The ligneous coverings, or the husks and shells, of nuciferous fruits, and the cones or strobili of Firs and Pines, are frequently met with in an excellent state of preservation; in some rare instances indications of flowers have been observed ([Lign. 67]). The parts of fructification in some of the fern tribe (Lign. [25] and [27]), occur in coal-shale, and in the grit of Tilgate Forest (Wond. p. 394): the pollen, and the resinous secretions of pines and firs, have been discovered in tertiary marls, and in the Greensand. The well-known substance. Amber, so much in request for ornaments, is unquestionably of vegetable origin; it has been found impacted in the trunks of its parent trees (Wond. p. 242). The fossil resin discovered in the London clay, at Highgate and the Isle of Sheppey, is doubtless referable to the coniferæ found in that deposit.

In the Clathrariæ of Tilgate Forest, indications of a resinous secretion have been detected.

The Diamond, which is pure charcoal, is probably a vegetable secretion, that has acquired a crystalline structure by electro-chemical forces. It has been converted into Coke and Graphite by the action of intense heat; and the electrical properties of the substance were changed, the Diamond being an insulator, and the Coke, a conductor of electricity. (Wond. p. 706.)

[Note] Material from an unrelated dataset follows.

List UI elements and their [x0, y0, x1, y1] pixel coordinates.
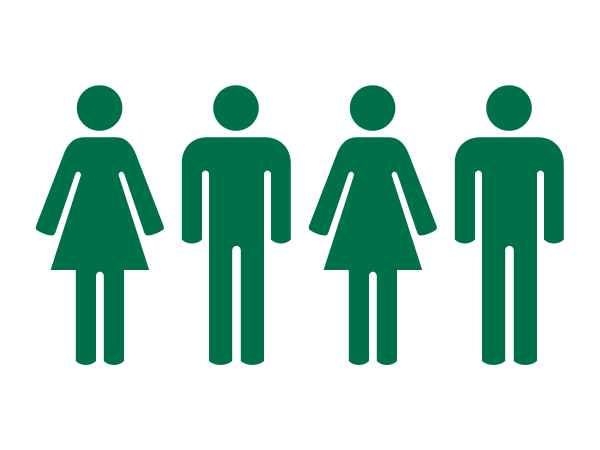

When the microscope is more extensively employed in investigations of this kind, it is probable that the siliceous spines and stars which begem the foliage of many plants (as the Deutzia, Lithospermum officinale, &c), will be discovered in a fossil state, for they are as indestructible as the frustules of Diatomaceæ, and the spicules of sponges which are so common in flint and chalcedony.

FOSSIL VEGETABLES.

But vegetables occur not only as petrified stems, leaves. and fruits, associated with other remains in the strata, but also in beds of great thickness and extent, consisting wholly of plants transmuted, by that peculiar process which vegetable matter undergoes when excluded from atmospheric influence, and under great pressure, into Lignite, and Coal. And there are intermediate stages of this process, in which the form and structure of the trees and plants are apparent; and a gradual transition may be traced, from the peat-wood and submerged forests of modern epochs, in which leaves, fruits, and trunks of indigenous species are preserved, to those ancient accumulations of carbonaceous matter, whose vegetable origin the eye of science can alone detect.